30. The compound, method, use, or compound for use of claims 1-28, to treat the disease is one of a seizure disorder, epilepsy, developmental epileptic encephalopathy, muscle relaxing, acute analgesia, central and or peripheral inflammatory or neuropathic analgesic, pain related todiabetic neuropathy, phantom limb pain; vulvodynia, vulvar vestibulitis syndrome, pelvic pain, endometriotic pain, fibromylagia; depression in all forms, including manic depressive illness with mixed episodes and manic depressive illness with depressive episodes, seasonal affective disorder, bipolar, anxiety, mania; chemical dependencies, including addictions to alcohol, cocaine, amphetamine and other psychostimulants, morphine, heroin and other opioid agonists; Parkinson's diseases, including dementia in Parkinson's disease, neuroleptic-induced parkinsonism or tardive dyskinesias; headache, chronic headache, migraine; withdrawal syndrome; age-associated learning and mental disorders; apathy; bipolar disorder; chronic fatigue syndrome; functional neurological disorder; somatoform disorders such as somatization disorder, conversion disorder, pain disorder; mania; autism, autism spectrum disorders; substance use disorder; addition treatment; schizophrenia; post-traumatic stress disorder; tinnitus, amyotrophic lateral sclerosis, Alzheimer’s disease, multiple sclerosis, optic neuritis, neuro-ophthalmic disorders.
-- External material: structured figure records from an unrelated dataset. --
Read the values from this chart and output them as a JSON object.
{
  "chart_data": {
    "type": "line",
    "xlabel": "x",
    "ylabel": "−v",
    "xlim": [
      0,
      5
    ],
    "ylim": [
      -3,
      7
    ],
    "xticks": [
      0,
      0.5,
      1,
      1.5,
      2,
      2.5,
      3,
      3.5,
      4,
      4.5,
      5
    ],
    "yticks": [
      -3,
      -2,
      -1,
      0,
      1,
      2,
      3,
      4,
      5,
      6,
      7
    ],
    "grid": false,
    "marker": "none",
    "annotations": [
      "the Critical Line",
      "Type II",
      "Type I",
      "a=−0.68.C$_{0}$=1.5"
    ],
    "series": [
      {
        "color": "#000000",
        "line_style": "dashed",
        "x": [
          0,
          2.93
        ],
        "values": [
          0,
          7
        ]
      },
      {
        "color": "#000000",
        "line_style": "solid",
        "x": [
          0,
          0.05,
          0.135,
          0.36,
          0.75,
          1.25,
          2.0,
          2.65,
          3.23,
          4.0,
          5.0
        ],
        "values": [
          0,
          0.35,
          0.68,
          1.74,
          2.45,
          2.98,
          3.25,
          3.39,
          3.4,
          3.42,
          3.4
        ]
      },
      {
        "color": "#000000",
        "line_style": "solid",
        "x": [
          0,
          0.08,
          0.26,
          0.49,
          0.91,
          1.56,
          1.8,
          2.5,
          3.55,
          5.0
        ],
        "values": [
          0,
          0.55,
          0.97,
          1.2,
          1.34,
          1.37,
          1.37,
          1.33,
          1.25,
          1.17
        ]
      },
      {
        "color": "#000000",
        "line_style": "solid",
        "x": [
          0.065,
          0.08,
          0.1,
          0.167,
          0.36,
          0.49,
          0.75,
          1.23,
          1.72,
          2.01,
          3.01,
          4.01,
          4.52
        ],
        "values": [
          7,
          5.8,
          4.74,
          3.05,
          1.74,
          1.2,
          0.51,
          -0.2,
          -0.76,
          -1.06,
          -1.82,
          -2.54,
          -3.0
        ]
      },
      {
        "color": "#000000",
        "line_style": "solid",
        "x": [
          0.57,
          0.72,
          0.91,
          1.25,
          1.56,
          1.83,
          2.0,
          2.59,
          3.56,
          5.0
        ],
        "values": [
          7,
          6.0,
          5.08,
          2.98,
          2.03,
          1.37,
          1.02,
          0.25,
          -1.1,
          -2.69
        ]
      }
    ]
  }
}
CNS damage caused by neurodegenerative illness or diseases or injury, cognitive deficits, compulsive behavior, dementia, Huntington's disease, dystonia, memory impairment, memory disorders, memory dysfunction, motion disorders, motor disorders, neurodegenerative diseases, an ophthalmic condition, progressive hearing loss or tinnitus, drug induced dystonia / dyskinesia, tardive dystonia, neuroleptics induced dystonia, dystonia in Tourette's syndrome patients, dystonia in Restless Leg syndrome patients, dystonia like symptoms in patients with Tics, dystonia-associated dyskinesias, paroxysmal dyskinesias, paroxysmal non-kinesigenic dyskinesia, paroxysmal dystonic choreoathetosis, paroxysmal kinesigenic dyskinesia, as well as attention deficit hyperactivity disorder (ADHD); diabetic hypertension, obesity induced hypertension in a patient in need thereof comprising administering an effective amount of a compound of the present disclosure.